В такой вот непростой и противоречивой обстановке, нашедшей свое отражение в романе, и приходится действовать главному герою «Гор», уполномоченному по хлебозаготовкам Ивану Безуглому.

Он сын бурлака и прачки, родом с Тамбовщины, но с Алтаем, куда послан он партией, у него самая кровная связь. В 1921 году он громил здесь со своим отрядом последние белогвардейские банды, о чем красочно повествуется в ретроспекциях-воспоминаниях героя. Поэтому даже семь лет, которые он здесь не был, не рассеяли у местных жителей память о нем, не убавили его авторитета.

Тем не менее задачу Безуглого это не облегчает. Жизнь после гражданской войны поставила свои трудноразрешимые проблемы. Во всяком случае, расслоение сибирского крестьянства во время колчаковского нашествия перед лицом общего врага было не так заметно. С другой стороны, взамен уничтоженных или убежавших за кордон дореволюционных богатеев в благоприятных условиях нэпа народились новые, с которыми бороться было трудно еще и потому, что многие из них в свое время защищали с оружием в руках советскую власть, да и богатели благодаря ей же, советской власти, ее экономической политике, поощрявшей хозяйственность, инициативу, предприимчивость. И где она — четкая грань — между кулаком и середняком? Все это Безуглый прекрасно понимает.

«— Деревня, как вам известно, не может состоять из одних только кулаков, поэтому методы голого администрирования допустимы к очень ограниченной прослойке хлебосдатчиков, в первую очередь, конечно, к злостным неплательщикам, — справедливо внушает односельчанам Безуглый. — Некоторые из нас, к сожалению, забывают, что среди крестьян есть наши союзники и друзья — середняки, бедняки, батраки. Вот почему в хлебозаготовках мы должны главное внимание отдать массовой разъяснительной работе».

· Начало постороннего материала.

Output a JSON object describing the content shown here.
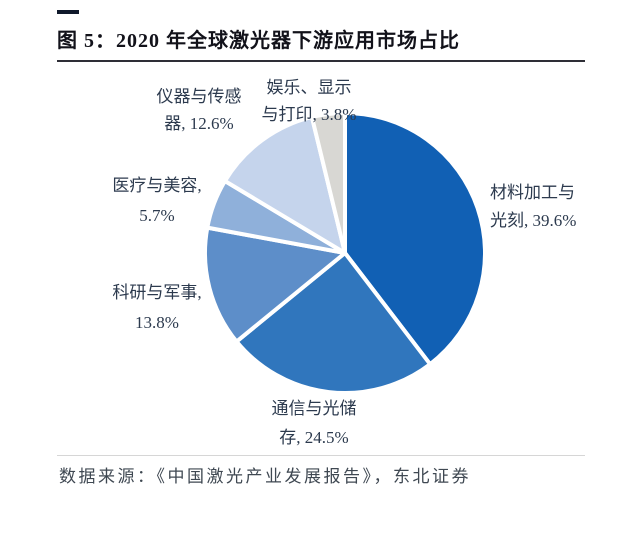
{
  "figure": {
    "title": "图 5：2020 年全球激光器下游应用市场占比",
    "source": "数据来源：《中国激光产业发展报告》，东北证券"
  },
  "chart_data": {
    "type": "pie",
    "title": "2020 年全球激光器下游应用市场占比",
    "start_angle_deg": -90,
    "direction": "clockwise",
    "legend": "none (direct labels with percentages)",
    "gap_color": "#ffffff",
    "slices": [
      {
        "label": "材料加工与光刻",
        "value": 39.6,
        "color": "#1160b4",
        "label_lines": [
          "材料加工与",
          "光刻, 39.6%"
        ]
      },
      {
        "label": "通信与光储存",
        "value": 24.5,
        "color": "#3076bd",
        "label_lines": [
          "通信与光储",
          "存, 24.5%"
        ]
      },
      {
        "label": "科研与军事",
        "value": 13.8,
        "color": "#5d8ec9",
        "label_lines": [
          "科研与军事,",
          "13.8%"
        ]
      },
      {
        "label": "医疗与美容",
        "value": 5.7,
        "color": "#8fb0da",
        "label_lines": [
          "医疗与美容,",
          "5.7%"
        ]
      },
      {
        "label": "仪器与传感器",
        "value": 12.6,
        "color": "#c5d4ec",
        "label_lines": [
          "仪器与传感",
          "器, 12.6%"
        ]
      },
      {
        "label": "娱乐、显示与打印",
        "value": 3.8,
        "color": "#d8d7d3",
        "label_lines": [
          "娱乐、显示",
          "与打印, 3.8%"
        ]
      }
    ]
  }
}
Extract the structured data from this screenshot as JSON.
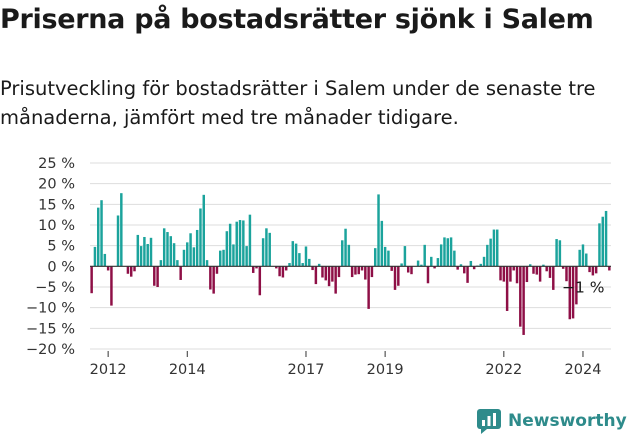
{
  "header": {
    "title": "Priserna på bostadsrätter sjönk i Salem",
    "subtitle": "Prisutveckling för bostadsrätter i Salem under de senaste tre månaderna, jämfört med tre månader tidigare."
  },
  "brand": {
    "name": "Newsworthy",
    "icon": "newsworthy-logo-icon"
  },
  "colors": {
    "positive": "#1ba39c",
    "negative": "#8e0f46",
    "grid": "#dddddd",
    "text": "#333333"
  },
  "chart_data": {
    "type": "bar",
    "title": "Priserna på bostadsrätter sjönk i Salem",
    "xlabel": "",
    "ylabel": "",
    "ylim": [
      -20,
      25
    ],
    "yticks": [
      25,
      20,
      15,
      10,
      5,
      0,
      -5,
      -10,
      -15,
      -20
    ],
    "ytick_labels": [
      "25 %",
      "20 %",
      "15 %",
      "10 %",
      "5 %",
      "0 %",
      "−5 %",
      "−10 %",
      "−15 %",
      "−20 %"
    ],
    "xtick_labels": [
      "2012",
      "2014",
      "2017",
      "2019",
      "2022",
      "2024"
    ],
    "xtick_index": [
      5,
      29,
      65,
      89,
      125,
      149
    ],
    "start": "2011-01",
    "frequency": "monthly",
    "values": [
      -6.5,
      4.7,
      14.2,
      16.0,
      3.0,
      -1.0,
      -9.5,
      0,
      12.3,
      17.7,
      0,
      -1.8,
      -2.5,
      -1.2,
      7.6,
      4.9,
      7.1,
      5.4,
      6.9,
      -4.7,
      -5.0,
      1.5,
      9.2,
      8.3,
      7.3,
      5.6,
      1.5,
      -3.3,
      4.0,
      5.8,
      8.0,
      4.6,
      8.8,
      14.0,
      17.3,
      1.5,
      -5.6,
      -6.6,
      -1.8,
      3.8,
      4.0,
      8.5,
      10.3,
      5.3,
      10.8,
      11.2,
      11.1,
      4.9,
      12.5,
      -1.6,
      -0.5,
      -7.0,
      6.8,
      9.2,
      8.1,
      0,
      -0.5,
      -2.4,
      -2.7,
      -1.0,
      0.8,
      6.1,
      5.5,
      3.2,
      0.8,
      4.8,
      1.8,
      -0.9,
      -4.3,
      0.6,
      -2.7,
      -3.4,
      -4.8,
      -3.7,
      -6.6,
      -2.6,
      6.3,
      9.1,
      5.2,
      -2.6,
      -2.0,
      -1.9,
      -1.0,
      -3.2,
      -10.3,
      -2.6,
      4.4,
      17.4,
      11.0,
      4.7,
      3.8,
      -1.1,
      -5.7,
      -4.7,
      0.7,
      4.9,
      -1.5,
      -1.9,
      0,
      1.4,
      0.4,
      5.2,
      -4.1,
      2.3,
      -0.5,
      2.0,
      5.3,
      7.0,
      6.8,
      7.0,
      3.8,
      -0.8,
      0.5,
      -1.7,
      -4.0,
      1.3,
      -0.7,
      0.2,
      0.6,
      2.3,
      5.2,
      6.7,
      8.9,
      8.9,
      -3.4,
      -3.7,
      -10.8,
      -3.7,
      -1.0,
      -4.1,
      -14.6,
      -16.6,
      -3.8,
      0.5,
      -1.8,
      -2.0,
      -3.7,
      0.4,
      -1.2,
      -2.8,
      -5.7,
      6.6,
      6.3,
      -0.6,
      -3.6,
      -12.8,
      -12.6,
      -9.2,
      4.0,
      5.3,
      3.1,
      -1.4,
      -2.2,
      -1.7,
      10.4,
      12.0,
      13.4,
      -1.0
    ],
    "last_value_label": "−1 %"
  }
}
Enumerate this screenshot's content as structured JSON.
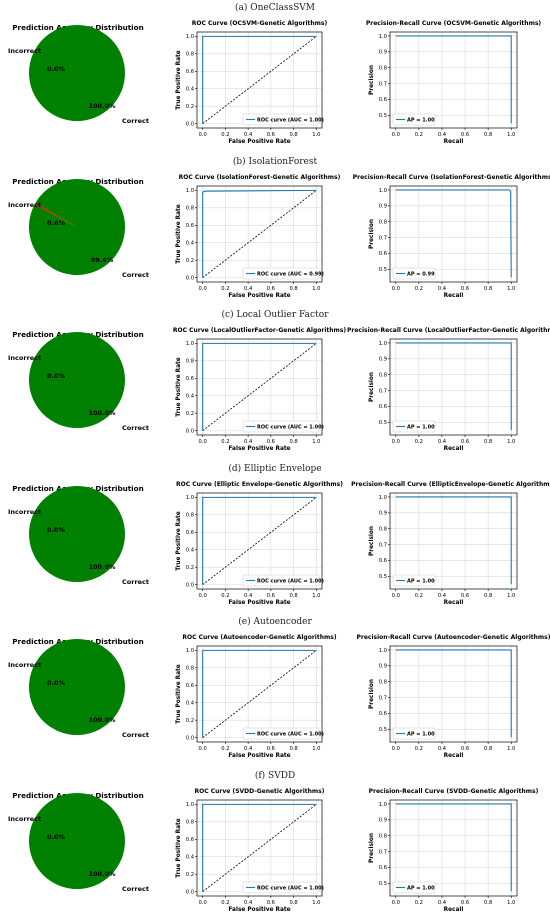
{
  "colors": {
    "correct": "#008000",
    "incorrect": "#ff0000",
    "curve": "#1f77b4",
    "diagonal": "#000000",
    "grid": "#d9d9d9"
  },
  "panels": [
    {
      "caption": "(a) OneClassSVM",
      "pie": {
        "title": "Prediction Accuracy Distribution",
        "labels": [
          "Incorrect",
          "Correct"
        ],
        "pct_labels": [
          "0.0%",
          "100.0%"
        ],
        "values": [
          0.0,
          100.0
        ]
      },
      "roc": {
        "title": "ROC Curve (OCSVM-Genetic Algorithms)",
        "xlabel": "False Positive Rate",
        "ylabel": "True Positive Rate",
        "legend": "ROC curve (AUC = 1.00)",
        "fpr": [
          0,
          0,
          1
        ],
        "tpr": [
          0,
          1,
          1
        ]
      },
      "pr": {
        "title": "Precision-Recall Curve (OCSVM-Genetic Algorithms)",
        "xlabel": "Recall",
        "ylabel": "Precision",
        "legend": "AP = 1.00",
        "recall": [
          0,
          1,
          1
        ],
        "precision": [
          1,
          1,
          0.45
        ]
      }
    },
    {
      "caption": "(b) IsolationForest",
      "pie": {
        "title": "Prediction Accuracy Distribution",
        "labels": [
          "Incorrect",
          "Correct"
        ],
        "pct_labels": [
          "0.6%",
          "99.4%"
        ],
        "values": [
          0.6,
          99.4
        ]
      },
      "roc": {
        "title": "ROC Curve (IsolationForest-Genetic Algorithms)",
        "xlabel": "False Positive Rate",
        "ylabel": "True Positive Rate",
        "legend": "ROC curve (AUC = 0.99)",
        "fpr": [
          0,
          0,
          0.02,
          1
        ],
        "tpr": [
          0,
          0.98,
          0.99,
          1
        ]
      },
      "pr": {
        "title": "Precision-Recall Curve (IsolationForest-Genetic Algorithms)",
        "xlabel": "Recall",
        "ylabel": "Precision",
        "legend": "AP = 0.99",
        "recall": [
          0,
          0.98,
          0.99,
          0.995,
          1
        ],
        "precision": [
          1,
          1,
          0.995,
          0.99,
          0.45
        ]
      }
    },
    {
      "caption": "(c) Local Outlier Factor",
      "pie": {
        "title": "Prediction Accuracy Distribution",
        "labels": [
          "Incorrect",
          "Correct"
        ],
        "pct_labels": [
          "0.0%",
          "100.0%"
        ],
        "values": [
          0.0,
          100.0
        ]
      },
      "roc": {
        "title": "ROC Curve (LocalOutlierFactor-Genetic Algorithms)",
        "xlabel": "False Positive Rate",
        "ylabel": "True Positive Rate",
        "legend": "ROC curve (AUC = 1.00)",
        "fpr": [
          0,
          0,
          1
        ],
        "tpr": [
          0,
          1,
          1
        ]
      },
      "pr": {
        "title": "Precision-Recall Curve (LocalOutlierFactor-Genetic Algorithms)",
        "xlabel": "Recall",
        "ylabel": "Precision",
        "legend": "AP = 1.00",
        "recall": [
          0,
          1,
          1
        ],
        "precision": [
          1,
          1,
          0.45
        ]
      }
    },
    {
      "caption": "(d) Elliptic Envelope",
      "pie": {
        "title": "Prediction Accuracy Distribution",
        "labels": [
          "Incorrect",
          "Correct"
        ],
        "pct_labels": [
          "0.0%",
          "100.0%"
        ],
        "values": [
          0.0,
          100.0
        ]
      },
      "roc": {
        "title": "ROC Curve (Elliptic Envelope-Genetic Algorithms)",
        "xlabel": "False Positive Rate",
        "ylabel": "True Positive Rate",
        "legend": "ROC curve (AUC = 1.00)",
        "fpr": [
          0,
          0,
          1
        ],
        "tpr": [
          0,
          1,
          1
        ]
      },
      "pr": {
        "title": "Precision-Recall Curve (EllipticEnvelope-Genetic Algorithms)",
        "xlabel": "Recall",
        "ylabel": "Precision",
        "legend": "AP = 1.00",
        "recall": [
          0,
          1,
          1
        ],
        "precision": [
          1,
          1,
          0.45
        ]
      }
    },
    {
      "caption": "(e) Autoencoder",
      "pie": {
        "title": "Prediction Accuracy Distribution",
        "labels": [
          "Incorrect",
          "Correct"
        ],
        "pct_labels": [
          "0.0%",
          "100.0%"
        ],
        "values": [
          0.0,
          100.0
        ]
      },
      "roc": {
        "title": "ROC Curve (Autoencoder-Genetic Algorithms)",
        "xlabel": "False Positive Rate",
        "ylabel": "True Positive Rate",
        "legend": "ROC curve (AUC = 1.00)",
        "fpr": [
          0,
          0,
          1
        ],
        "tpr": [
          0,
          1,
          1
        ]
      },
      "pr": {
        "title": "Precision-Recall Curve (Autoencoder-Genetic Algorithms)",
        "xlabel": "Recall",
        "ylabel": "Precision",
        "legend": "AP = 1.00",
        "recall": [
          0,
          1,
          1
        ],
        "precision": [
          1,
          1,
          0.45
        ]
      }
    },
    {
      "caption": "(f) SVDD",
      "pie": {
        "title": "Prediction Accuracy Distribution",
        "labels": [
          "Incorrect",
          "Correct"
        ],
        "pct_labels": [
          "0.0%",
          "100.0%"
        ],
        "values": [
          0.0,
          100.0
        ]
      },
      "roc": {
        "title": "ROC Curve (SVDD-Genetic Algorithms)",
        "xlabel": "False Positive Rate",
        "ylabel": "True Positive Rate",
        "legend": "ROC curve (AUC = 1.00)",
        "fpr": [
          0,
          0,
          1
        ],
        "tpr": [
          0,
          1,
          1
        ]
      },
      "pr": {
        "title": "Precision-Recall Curve (SVDD-Genetic Algorithms)",
        "xlabel": "Recall",
        "ylabel": "Precision",
        "legend": "AP = 1.00",
        "recall": [
          0,
          1,
          1
        ],
        "precision": [
          1,
          1,
          0.45
        ]
      }
    }
  ],
  "chart_data": [
    {
      "type": "pie",
      "panel": "(a) OneClassSVM",
      "title": "Prediction Accuracy Distribution",
      "labels": [
        "Incorrect",
        "Correct"
      ],
      "values": [
        0.0,
        100.0
      ]
    },
    {
      "type": "line",
      "panel": "(a) OneClassSVM",
      "title": "ROC Curve (OCSVM-Genetic Algorithms)",
      "xlabel": "False Positive Rate",
      "ylabel": "True Positive Rate",
      "xlim": [
        0,
        1
      ],
      "ylim": [
        0,
        1
      ],
      "ticks": [
        0.0,
        0.2,
        0.4,
        0.6,
        0.8,
        1.0
      ],
      "grid": true,
      "legend": "lower-right",
      "series": [
        {
          "name": "ROC curve (AUC = 1.00)",
          "x": [
            0,
            0,
            1
          ],
          "y": [
            0,
            1,
            1
          ]
        }
      ]
    },
    {
      "type": "line",
      "panel": "(a) OneClassSVM",
      "title": "Precision-Recall Curve (OCSVM-Genetic Algorithms)",
      "xlabel": "Recall",
      "ylabel": "Precision",
      "xlim": [
        0,
        1
      ],
      "ylim": [
        0.45,
        1.0
      ],
      "yticks": [
        0.5,
        0.6,
        0.7,
        0.8,
        0.9,
        1.0
      ],
      "grid": true,
      "legend": "lower-left",
      "series": [
        {
          "name": "AP = 1.00",
          "x": [
            0,
            1,
            1
          ],
          "y": [
            1,
            1,
            0.45
          ]
        }
      ]
    },
    {
      "type": "pie",
      "panel": "(b) IsolationForest",
      "title": "Prediction Accuracy Distribution",
      "labels": [
        "Incorrect",
        "Correct"
      ],
      "values": [
        0.6,
        99.4
      ]
    },
    {
      "type": "line",
      "panel": "(b) IsolationForest",
      "title": "ROC Curve (IsolationForest-Genetic Algorithms)",
      "xlabel": "False Positive Rate",
      "ylabel": "True Positive Rate",
      "xlim": [
        0,
        1
      ],
      "ylim": [
        0,
        1
      ],
      "grid": true,
      "legend": "lower-right",
      "series": [
        {
          "name": "ROC curve (AUC = 0.99)",
          "x": [
            0,
            0,
            0.02,
            1
          ],
          "y": [
            0,
            0.98,
            0.99,
            1
          ]
        }
      ]
    },
    {
      "type": "line",
      "panel": "(b) IsolationForest",
      "title": "Precision-Recall Curve (IsolationForest-Genetic Algorithms)",
      "xlabel": "Recall",
      "ylabel": "Precision",
      "xlim": [
        0,
        1
      ],
      "ylim": [
        0.45,
        1.0
      ],
      "grid": true,
      "legend": "lower-left",
      "series": [
        {
          "name": "AP = 0.99",
          "x": [
            0,
            0.98,
            0.99,
            0.995,
            1
          ],
          "y": [
            1,
            1,
            0.995,
            0.99,
            0.45
          ]
        }
      ]
    },
    {
      "type": "pie",
      "panel": "(c) Local Outlier Factor",
      "title": "Prediction Accuracy Distribution",
      "labels": [
        "Incorrect",
        "Correct"
      ],
      "values": [
        0.0,
        100.0
      ]
    },
    {
      "type": "line",
      "panel": "(c) Local Outlier Factor",
      "title": "ROC Curve (LocalOutlierFactor-Genetic Algorithms)",
      "xlabel": "False Positive Rate",
      "ylabel": "True Positive Rate",
      "xlim": [
        0,
        1
      ],
      "ylim": [
        0,
        1
      ],
      "grid": true,
      "legend": "lower-right",
      "series": [
        {
          "name": "ROC curve (AUC = 1.00)",
          "x": [
            0,
            0,
            1
          ],
          "y": [
            0,
            1,
            1
          ]
        }
      ]
    },
    {
      "type": "line",
      "panel": "(c) Local Outlier Factor",
      "title": "Precision-Recall Curve (LocalOutlierFactor-Genetic Algorithms)",
      "xlabel": "Recall",
      "ylabel": "Precision",
      "xlim": [
        0,
        1
      ],
      "ylim": [
        0.45,
        1.0
      ],
      "grid": true,
      "legend": "lower-left",
      "series": [
        {
          "name": "AP = 1.00",
          "x": [
            0,
            1,
            1
          ],
          "y": [
            1,
            1,
            0.45
          ]
        }
      ]
    },
    {
      "type": "pie",
      "panel": "(d) Elliptic Envelope",
      "title": "Prediction Accuracy Distribution",
      "labels": [
        "Incorrect",
        "Correct"
      ],
      "values": [
        0.0,
        100.0
      ]
    },
    {
      "type": "line",
      "panel": "(d) Elliptic Envelope",
      "title": "ROC Curve (Elliptic Envelope-Genetic Algorithms)",
      "xlabel": "False Positive Rate",
      "ylabel": "True Positive Rate",
      "xlim": [
        0,
        1
      ],
      "ylim": [
        0,
        1
      ],
      "grid": true,
      "legend": "lower-right",
      "series": [
        {
          "name": "ROC curve (AUC = 1.00)",
          "x": [
            0,
            0,
            1
          ],
          "y": [
            0,
            1,
            1
          ]
        }
      ]
    },
    {
      "type": "line",
      "panel": "(d) Elliptic Envelope",
      "title": "Precision-Recall Curve (EllipticEnvelope-Genetic Algorithms)",
      "xlabel": "Recall",
      "ylabel": "Precision",
      "xlim": [
        0,
        1
      ],
      "ylim": [
        0.45,
        1.0
      ],
      "grid": true,
      "legend": "lower-left",
      "series": [
        {
          "name": "AP = 1.00",
          "x": [
            0,
            1,
            1
          ],
          "y": [
            1,
            1,
            0.45
          ]
        }
      ]
    },
    {
      "type": "pie",
      "panel": "(e) Autoencoder",
      "title": "Prediction Accuracy Distribution",
      "labels": [
        "Incorrect",
        "Correct"
      ],
      "values": [
        0.0,
        100.0
      ]
    },
    {
      "type": "line",
      "panel": "(e) Autoencoder",
      "title": "ROC Curve (Autoencoder-Genetic Algorithms)",
      "xlabel": "False Positive Rate",
      "ylabel": "True Positive Rate",
      "xlim": [
        0,
        1
      ],
      "ylim": [
        0,
        1
      ],
      "grid": true,
      "legend": "lower-right",
      "series": [
        {
          "name": "ROC curve (AUC = 1.00)",
          "x": [
            0,
            0,
            1
          ],
          "y": [
            0,
            1,
            1
          ]
        }
      ]
    },
    {
      "type": "line",
      "panel": "(e) Autoencoder",
      "title": "Precision-Recall Curve (Autoencoder-Genetic Algorithms)",
      "xlabel": "Recall",
      "ylabel": "Precision",
      "xlim": [
        0,
        1
      ],
      "ylim": [
        0.45,
        1.0
      ],
      "grid": true,
      "legend": "lower-left",
      "series": [
        {
          "name": "AP = 1.00",
          "x": [
            0,
            1,
            1
          ],
          "y": [
            1,
            1,
            0.45
          ]
        }
      ]
    },
    {
      "type": "pie",
      "panel": "(f) SVDD",
      "title": "Prediction Accuracy Distribution",
      "labels": [
        "Incorrect",
        "Correct"
      ],
      "values": [
        0.0,
        100.0
      ]
    },
    {
      "type": "line",
      "panel": "(f) SVDD",
      "title": "ROC Curve (SVDD-Genetic Algorithms)",
      "xlabel": "False Positive Rate",
      "ylabel": "True Positive Rate",
      "xlim": [
        0,
        1
      ],
      "ylim": [
        0,
        1
      ],
      "grid": true,
      "legend": "lower-right",
      "series": [
        {
          "name": "ROC curve (AUC = 1.00)",
          "x": [
            0,
            0,
            1
          ],
          "y": [
            0,
            1,
            1
          ]
        }
      ]
    },
    {
      "type": "line",
      "panel": "(f) SVDD",
      "title": "Precision-Recall Curve (SVDD-Genetic Algorithms)",
      "xlabel": "Recall",
      "ylabel": "Precision",
      "xlim": [
        0,
        1
      ],
      "ylim": [
        0.45,
        1.0
      ],
      "grid": true,
      "legend": "lower-left",
      "series": [
        {
          "name": "AP = 1.00",
          "x": [
            0,
            1,
            1
          ],
          "y": [
            1,
            1,
            0.45
          ]
        }
      ]
    }
  ]
}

Что ж, позиция, достойная всяческого уважения. Она говорит за то, что перед нами не тупой, механический исполнитель директив, а человек мыслящий, трезво оценивающий происходящие в деревне процессы.

Безуглый вообще, может быть, даже в ущерб динамике, сюжетному развитию романа, много размышляет о социально-политических, социологических, экономических, исторических, национально-этнических, экологических вопросах, ведет дискуссии с представителями различных слоев алтайского населения, иностранными специалистами в Сибири. Книга насыщена информационным, справочно-историческим материалом. И это никак нельзя отнести к недостаткам романа, ибо без всего этого в принципе невозможно понять особый драматизм коллективизации в Сибири, где не существовало никогда помещиков, где жизненный уровень стабильно был выше среднероссийского, где бал правил, в основном, крепкий середняк, потом же и раскулаченный, а кулацкая и бедняцкая прослойка были незначительны.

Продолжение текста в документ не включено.